A. It will come closer to reality if we get a family medicine-based health care system and if we tie it to liability reform -- that way, we're going to save a ton of money. If you combine the inherent efficiency and cost-effectiveness of family medicine with a decreased likelihood of getting dragged into the courts, that's going to make the environment much better for everybody. Employers will save a bunch of money, government will save a bunch of money, people will be happier and their health is going to be better.

Q. How do you think the Academy is doing in encouraging FPs to adopt electronic health records?

A. The Academy is leading the charge in the field of EHR implementation, especially in trying to make people comfortable adopting EHRs. But the Academy needs to push insurance companies and the government to stop studying EHR issues and start paying to put EHRs in physicians' offices.

We need to push the standardization/interoperability issues that Dr. Henley (EVP Douglas Henley, M.D.) is working on with CMS. The certification process is what is really needed. We have to know which EHR systems can meet the ACID principles: affordability, compatibility, interoperability and data stewardship.

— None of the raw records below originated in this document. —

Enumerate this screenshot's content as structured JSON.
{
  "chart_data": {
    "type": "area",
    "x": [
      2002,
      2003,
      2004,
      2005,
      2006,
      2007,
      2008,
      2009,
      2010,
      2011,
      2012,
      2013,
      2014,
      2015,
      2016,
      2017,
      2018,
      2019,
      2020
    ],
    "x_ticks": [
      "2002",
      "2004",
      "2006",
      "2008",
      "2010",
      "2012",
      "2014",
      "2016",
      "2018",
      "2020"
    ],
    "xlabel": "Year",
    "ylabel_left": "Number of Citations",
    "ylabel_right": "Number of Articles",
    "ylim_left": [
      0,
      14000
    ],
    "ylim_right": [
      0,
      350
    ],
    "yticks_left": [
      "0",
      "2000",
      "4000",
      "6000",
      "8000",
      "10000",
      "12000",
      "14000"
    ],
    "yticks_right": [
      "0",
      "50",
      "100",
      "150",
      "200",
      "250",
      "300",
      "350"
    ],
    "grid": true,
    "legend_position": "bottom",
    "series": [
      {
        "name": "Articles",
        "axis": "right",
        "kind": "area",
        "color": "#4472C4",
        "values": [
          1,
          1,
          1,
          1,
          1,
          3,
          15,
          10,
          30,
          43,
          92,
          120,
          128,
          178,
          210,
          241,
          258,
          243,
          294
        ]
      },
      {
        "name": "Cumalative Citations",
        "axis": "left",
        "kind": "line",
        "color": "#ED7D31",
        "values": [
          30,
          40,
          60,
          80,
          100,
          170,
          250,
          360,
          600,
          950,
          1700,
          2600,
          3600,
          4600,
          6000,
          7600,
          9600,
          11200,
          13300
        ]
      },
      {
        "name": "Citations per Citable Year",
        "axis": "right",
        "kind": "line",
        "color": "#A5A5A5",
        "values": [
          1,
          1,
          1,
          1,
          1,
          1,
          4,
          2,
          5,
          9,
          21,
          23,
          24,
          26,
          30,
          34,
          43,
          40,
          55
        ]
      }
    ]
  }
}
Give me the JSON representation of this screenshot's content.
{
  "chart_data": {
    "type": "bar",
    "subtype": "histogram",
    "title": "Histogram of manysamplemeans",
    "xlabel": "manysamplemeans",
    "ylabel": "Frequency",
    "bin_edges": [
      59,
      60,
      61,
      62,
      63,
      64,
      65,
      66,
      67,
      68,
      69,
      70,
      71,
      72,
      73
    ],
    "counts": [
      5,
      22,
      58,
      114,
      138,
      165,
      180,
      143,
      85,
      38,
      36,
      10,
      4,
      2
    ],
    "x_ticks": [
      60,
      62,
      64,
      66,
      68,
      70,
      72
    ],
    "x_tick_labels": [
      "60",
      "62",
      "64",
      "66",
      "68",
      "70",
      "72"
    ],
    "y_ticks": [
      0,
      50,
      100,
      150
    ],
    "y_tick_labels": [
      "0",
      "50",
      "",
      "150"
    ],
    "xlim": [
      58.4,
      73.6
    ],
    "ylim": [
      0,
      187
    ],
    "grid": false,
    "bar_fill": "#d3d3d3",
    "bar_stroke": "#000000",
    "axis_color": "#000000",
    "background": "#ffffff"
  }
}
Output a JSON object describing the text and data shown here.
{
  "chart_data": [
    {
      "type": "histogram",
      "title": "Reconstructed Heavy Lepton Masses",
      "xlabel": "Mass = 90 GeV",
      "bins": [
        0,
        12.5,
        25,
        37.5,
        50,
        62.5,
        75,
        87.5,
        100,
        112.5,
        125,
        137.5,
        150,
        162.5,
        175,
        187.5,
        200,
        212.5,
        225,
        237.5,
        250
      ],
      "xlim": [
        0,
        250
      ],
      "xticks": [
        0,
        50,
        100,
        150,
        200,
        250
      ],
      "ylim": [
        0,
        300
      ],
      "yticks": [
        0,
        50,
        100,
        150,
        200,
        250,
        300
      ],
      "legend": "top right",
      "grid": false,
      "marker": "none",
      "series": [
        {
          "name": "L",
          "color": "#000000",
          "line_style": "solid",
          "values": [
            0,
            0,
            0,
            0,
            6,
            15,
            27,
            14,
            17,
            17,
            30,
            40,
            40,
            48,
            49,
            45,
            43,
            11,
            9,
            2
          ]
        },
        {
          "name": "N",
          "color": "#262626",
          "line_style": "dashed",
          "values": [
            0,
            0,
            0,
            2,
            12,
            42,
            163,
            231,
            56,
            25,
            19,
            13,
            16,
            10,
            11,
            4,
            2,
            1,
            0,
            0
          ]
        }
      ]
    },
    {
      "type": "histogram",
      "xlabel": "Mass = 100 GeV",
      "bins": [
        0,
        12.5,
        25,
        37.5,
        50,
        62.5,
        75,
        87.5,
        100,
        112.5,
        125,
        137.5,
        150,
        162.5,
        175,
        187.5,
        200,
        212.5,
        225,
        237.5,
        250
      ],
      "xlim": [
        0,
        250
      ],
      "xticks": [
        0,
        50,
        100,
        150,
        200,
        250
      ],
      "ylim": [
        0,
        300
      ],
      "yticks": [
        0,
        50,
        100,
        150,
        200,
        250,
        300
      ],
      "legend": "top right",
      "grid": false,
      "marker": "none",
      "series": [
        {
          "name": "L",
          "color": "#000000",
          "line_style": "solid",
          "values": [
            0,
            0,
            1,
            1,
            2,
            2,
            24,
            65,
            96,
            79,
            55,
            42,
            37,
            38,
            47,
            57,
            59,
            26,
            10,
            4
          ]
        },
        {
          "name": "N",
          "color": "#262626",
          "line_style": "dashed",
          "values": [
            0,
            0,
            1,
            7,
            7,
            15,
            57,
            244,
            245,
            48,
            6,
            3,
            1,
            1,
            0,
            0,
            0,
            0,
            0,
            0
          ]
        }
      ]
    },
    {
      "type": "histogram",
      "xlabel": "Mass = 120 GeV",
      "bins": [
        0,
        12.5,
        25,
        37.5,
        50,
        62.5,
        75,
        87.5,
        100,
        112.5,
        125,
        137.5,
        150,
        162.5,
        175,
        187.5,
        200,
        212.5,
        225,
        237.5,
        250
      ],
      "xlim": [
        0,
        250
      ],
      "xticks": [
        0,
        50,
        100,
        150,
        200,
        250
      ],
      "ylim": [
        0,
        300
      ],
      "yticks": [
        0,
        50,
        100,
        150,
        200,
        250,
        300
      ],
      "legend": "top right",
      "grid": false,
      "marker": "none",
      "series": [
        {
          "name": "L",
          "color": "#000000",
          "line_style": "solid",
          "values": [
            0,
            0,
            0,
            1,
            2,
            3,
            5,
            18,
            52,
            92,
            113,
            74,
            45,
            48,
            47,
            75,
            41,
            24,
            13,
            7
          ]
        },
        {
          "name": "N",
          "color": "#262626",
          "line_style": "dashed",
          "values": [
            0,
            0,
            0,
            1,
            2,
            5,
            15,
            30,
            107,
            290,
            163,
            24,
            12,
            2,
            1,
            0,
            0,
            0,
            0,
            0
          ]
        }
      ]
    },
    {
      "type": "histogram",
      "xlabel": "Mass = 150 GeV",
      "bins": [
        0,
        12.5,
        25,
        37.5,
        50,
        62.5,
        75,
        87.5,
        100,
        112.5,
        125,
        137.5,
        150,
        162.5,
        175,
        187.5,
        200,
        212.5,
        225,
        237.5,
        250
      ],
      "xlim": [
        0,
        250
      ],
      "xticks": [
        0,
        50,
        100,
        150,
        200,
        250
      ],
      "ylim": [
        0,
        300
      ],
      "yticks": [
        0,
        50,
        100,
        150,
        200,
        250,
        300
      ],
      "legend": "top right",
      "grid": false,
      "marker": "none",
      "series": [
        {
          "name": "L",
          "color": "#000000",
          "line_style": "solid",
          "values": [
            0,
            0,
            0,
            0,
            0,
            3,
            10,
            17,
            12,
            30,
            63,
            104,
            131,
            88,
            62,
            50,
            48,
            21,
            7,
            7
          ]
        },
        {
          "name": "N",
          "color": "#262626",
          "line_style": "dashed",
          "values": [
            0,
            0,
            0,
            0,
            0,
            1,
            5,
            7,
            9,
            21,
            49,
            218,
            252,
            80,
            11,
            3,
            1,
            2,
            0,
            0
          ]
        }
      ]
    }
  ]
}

Up until the last couple of years, there have not been any products that have really been ready for family medicine. But now, people are paying more attention to how our records should be, so we can get products that will work.

Q. Short of EHRs, how are electronic technology and other innovations facilitating patient care?

A. I use an online database that gives the average price of a drug per month. The most frequent question I get from patients when I prescribe a drug is, "How much is this going to cost?" They're pushed to the wall right now.

Also, many aspects of the new model of care proposed in the Future of Family Medicine report can be implemented without an EHR. We can make lots of changes internally, such as open-access scheduling. However, for interaction with the world -- the lab, the pharmacy, the hospital -- the EHR is the linchpin for our future.

Q. What are your hopes for TransforMED, AAFP's new subsidiary that will help family physicians transform their practices into the new model of care?

A. We hope TransforMED will be a turnkey operation. For example, TransforMED needs to come into my office, tell me what I need, tell me how much it will cost, assist me in getting it and make sure it works.

TransforMED's initial start-up validation process for 20 practices (to begin in 2006) is just to get the bugs out of the system, to make sure everything in the new model works that we think works.

Q. During the Assembly, you issued your President's Challenge -- to members, asking them to contribute to a Physicians' Disaster Assistance Program to help FPs affected by hurricanes Katrina and Rita. What are your goals for the fund?

A. My most immediate goal is to help family physicians re-establish their practices that were wiped out or damaged. I'd also like to help support residents who were displaced and have to start training in a new area, and I'd like to assist family medicine departments that were displaced.

I hope AAFP members will join me in doing our part to put family physicians back where their patients need them.